Tu hai definito la vostra attività volontariato professionale. Sembra un ossimoro ma non lo è. Mi sembra l’unico modo per operare in un contesto complicato e difficile come il vostro.
“Il volontariato professionale non è beneficenza, è uno scambio. Portiamo esperienza, ma riceviamo in cambio prospettiva, umiltà e scopo. Non me l’aspettavo, ma applicare le mie capacità professionali al volontariato ha finito per rivoluzionare completamente il mio approccio al lavoro in Italia.”
In che senso?
“Il giovane fondatore di Kampala, che costruiva soluzioni sanitarie con risorse limitate, mi ha insegnato la vera intraprendenza. Il team di Dar esSalaam che crea innovazioni nel settore dell’economia circolare mi ha mostrato cosa significa veramente impatto. La loro resilienza di fronte alle sfide infrastrutturali ha ridefinito la mia comprensione di ciò che è possibile.”

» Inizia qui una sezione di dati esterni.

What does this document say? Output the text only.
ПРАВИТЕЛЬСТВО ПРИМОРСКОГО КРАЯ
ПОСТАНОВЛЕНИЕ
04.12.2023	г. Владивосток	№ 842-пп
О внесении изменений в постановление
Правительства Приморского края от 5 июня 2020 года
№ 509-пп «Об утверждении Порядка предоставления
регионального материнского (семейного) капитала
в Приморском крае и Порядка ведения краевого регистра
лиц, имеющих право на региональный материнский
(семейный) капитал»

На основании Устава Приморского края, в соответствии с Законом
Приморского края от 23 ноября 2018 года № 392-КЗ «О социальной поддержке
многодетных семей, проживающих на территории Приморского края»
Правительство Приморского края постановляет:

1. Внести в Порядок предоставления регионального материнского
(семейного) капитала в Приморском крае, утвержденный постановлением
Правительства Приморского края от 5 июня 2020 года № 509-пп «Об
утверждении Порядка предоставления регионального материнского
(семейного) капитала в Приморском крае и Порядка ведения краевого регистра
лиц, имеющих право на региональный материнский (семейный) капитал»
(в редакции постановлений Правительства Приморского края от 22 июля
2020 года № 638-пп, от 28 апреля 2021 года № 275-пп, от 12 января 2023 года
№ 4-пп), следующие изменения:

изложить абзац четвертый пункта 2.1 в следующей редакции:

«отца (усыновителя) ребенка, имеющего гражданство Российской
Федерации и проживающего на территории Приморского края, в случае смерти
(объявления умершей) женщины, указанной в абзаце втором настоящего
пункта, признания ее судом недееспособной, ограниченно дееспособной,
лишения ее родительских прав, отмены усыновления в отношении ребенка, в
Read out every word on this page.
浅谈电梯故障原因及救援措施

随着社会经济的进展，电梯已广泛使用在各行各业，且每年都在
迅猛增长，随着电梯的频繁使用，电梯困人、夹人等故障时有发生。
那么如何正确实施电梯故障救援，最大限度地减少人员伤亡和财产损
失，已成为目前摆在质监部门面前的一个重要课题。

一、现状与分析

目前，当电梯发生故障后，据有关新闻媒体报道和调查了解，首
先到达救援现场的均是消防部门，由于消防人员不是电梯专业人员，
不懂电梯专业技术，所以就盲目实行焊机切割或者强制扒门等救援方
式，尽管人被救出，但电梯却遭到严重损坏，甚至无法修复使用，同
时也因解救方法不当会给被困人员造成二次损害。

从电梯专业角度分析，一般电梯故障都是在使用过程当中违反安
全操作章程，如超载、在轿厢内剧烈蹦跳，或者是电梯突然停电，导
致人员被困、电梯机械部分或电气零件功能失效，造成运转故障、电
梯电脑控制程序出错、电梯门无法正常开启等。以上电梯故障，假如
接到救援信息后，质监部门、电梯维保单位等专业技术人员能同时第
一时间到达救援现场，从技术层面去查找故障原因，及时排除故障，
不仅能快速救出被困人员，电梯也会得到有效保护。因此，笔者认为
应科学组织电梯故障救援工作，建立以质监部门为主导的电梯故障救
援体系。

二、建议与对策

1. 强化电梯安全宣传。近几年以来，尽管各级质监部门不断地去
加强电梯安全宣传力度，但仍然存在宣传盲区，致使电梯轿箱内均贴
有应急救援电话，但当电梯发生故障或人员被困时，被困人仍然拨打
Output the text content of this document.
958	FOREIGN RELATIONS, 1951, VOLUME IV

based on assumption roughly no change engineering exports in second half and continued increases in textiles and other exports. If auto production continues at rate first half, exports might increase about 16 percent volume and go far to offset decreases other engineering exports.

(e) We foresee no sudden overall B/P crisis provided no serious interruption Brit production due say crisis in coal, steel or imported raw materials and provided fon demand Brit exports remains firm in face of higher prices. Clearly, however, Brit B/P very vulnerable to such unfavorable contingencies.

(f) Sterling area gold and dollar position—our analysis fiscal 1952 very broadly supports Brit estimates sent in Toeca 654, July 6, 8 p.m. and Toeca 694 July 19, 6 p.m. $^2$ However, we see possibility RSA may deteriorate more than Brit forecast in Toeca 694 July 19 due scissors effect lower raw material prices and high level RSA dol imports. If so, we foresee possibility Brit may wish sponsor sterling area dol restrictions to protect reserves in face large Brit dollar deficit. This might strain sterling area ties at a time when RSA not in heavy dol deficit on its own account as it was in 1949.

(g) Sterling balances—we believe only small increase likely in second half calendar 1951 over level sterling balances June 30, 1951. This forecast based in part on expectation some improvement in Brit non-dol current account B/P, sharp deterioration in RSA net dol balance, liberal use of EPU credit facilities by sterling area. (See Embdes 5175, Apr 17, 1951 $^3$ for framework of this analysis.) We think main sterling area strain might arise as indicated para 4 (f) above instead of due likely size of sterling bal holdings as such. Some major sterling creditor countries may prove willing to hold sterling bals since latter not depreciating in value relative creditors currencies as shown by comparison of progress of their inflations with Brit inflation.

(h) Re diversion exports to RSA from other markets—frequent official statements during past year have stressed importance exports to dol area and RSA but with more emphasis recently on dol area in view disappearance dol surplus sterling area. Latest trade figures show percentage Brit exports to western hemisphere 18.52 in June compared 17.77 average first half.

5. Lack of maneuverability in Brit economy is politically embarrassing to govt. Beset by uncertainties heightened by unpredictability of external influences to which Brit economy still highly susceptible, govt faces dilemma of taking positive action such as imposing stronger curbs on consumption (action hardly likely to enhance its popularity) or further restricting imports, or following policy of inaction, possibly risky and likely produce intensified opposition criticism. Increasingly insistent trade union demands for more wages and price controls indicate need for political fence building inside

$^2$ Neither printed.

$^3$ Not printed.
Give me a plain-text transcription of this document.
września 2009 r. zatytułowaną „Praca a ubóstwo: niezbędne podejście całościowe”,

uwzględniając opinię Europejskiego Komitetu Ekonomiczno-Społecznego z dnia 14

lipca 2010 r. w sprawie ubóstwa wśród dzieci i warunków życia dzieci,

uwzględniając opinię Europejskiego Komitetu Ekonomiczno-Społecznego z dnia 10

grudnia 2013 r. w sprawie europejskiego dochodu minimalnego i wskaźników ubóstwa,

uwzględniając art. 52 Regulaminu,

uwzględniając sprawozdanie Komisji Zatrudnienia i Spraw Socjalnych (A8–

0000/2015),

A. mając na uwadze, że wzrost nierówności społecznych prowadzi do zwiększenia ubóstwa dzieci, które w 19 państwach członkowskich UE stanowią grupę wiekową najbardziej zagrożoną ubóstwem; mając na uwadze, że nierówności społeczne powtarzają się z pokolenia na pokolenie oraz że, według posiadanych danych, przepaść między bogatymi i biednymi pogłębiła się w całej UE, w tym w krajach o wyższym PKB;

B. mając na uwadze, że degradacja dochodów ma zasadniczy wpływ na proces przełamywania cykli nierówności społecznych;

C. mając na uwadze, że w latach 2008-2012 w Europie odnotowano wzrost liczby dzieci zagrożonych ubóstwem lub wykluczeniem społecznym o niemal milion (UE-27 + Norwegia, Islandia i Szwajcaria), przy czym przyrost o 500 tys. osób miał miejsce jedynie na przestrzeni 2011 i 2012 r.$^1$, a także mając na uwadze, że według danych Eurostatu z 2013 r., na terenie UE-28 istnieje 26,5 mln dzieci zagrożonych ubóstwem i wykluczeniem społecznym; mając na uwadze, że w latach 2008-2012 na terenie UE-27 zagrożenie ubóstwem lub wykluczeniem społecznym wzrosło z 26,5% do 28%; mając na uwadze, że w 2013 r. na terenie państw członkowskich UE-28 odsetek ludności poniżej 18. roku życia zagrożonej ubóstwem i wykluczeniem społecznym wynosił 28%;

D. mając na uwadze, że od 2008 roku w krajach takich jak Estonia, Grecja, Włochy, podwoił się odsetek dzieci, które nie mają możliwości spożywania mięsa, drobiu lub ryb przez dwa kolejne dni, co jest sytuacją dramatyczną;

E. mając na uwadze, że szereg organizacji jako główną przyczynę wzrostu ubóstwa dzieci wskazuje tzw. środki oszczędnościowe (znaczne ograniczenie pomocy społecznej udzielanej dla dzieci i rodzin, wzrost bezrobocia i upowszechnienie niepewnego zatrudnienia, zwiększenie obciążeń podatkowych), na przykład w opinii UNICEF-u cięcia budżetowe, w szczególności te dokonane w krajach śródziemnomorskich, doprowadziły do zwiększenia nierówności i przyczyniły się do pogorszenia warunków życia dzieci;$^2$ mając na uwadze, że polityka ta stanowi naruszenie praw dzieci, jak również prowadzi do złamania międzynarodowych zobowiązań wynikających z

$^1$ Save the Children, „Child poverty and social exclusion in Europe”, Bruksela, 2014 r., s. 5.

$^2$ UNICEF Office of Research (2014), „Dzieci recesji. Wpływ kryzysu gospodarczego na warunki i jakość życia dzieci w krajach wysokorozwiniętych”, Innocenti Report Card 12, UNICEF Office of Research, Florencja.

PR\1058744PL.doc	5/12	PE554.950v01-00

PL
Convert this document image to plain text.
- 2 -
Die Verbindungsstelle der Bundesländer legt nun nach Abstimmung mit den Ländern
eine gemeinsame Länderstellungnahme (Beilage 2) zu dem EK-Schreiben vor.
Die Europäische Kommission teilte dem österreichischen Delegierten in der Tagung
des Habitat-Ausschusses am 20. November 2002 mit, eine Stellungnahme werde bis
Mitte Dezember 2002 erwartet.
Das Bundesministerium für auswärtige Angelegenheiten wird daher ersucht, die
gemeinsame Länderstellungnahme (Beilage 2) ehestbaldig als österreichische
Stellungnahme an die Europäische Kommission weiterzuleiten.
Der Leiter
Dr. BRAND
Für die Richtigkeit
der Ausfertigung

Ti hanno aperto una nuova prospettiva…
“Ha dato una dimensione completamente nuova al mio lavoro quotidiano di scouting, accelerazione e investimento. Ora quando incontro una startup porto con me quella prospettiva africana: sono più attento all’impatto, più umano nel fare mentoring, più centrato su ciò che conta davvero.”
In definitiva, mi par di capire che consigli il volontariato professionale a tutti…
“In un mondo in cui il lavoro a volte può sembrare scollegato dal significato, il volontariato colma questo divario. Ci ricorda che abbiamo sviluppato le nostre competenze non solo per avere successo, ma per contribuire. Se hai competenze professionali, che si tratti di tecnologia, marketing, finanza,qualsiasi altro campo, considera come potresti offrire volontariamente tali competenze. Trova la tua causa, la tua comunità, il tuo scopo al di là del profitto.”
Conosci già quale è la principale obiezione: manca il tempo…
“La domanda non è se hai tempo per fare volontariato. La domanda è se puoi permetterti di non farlo…”.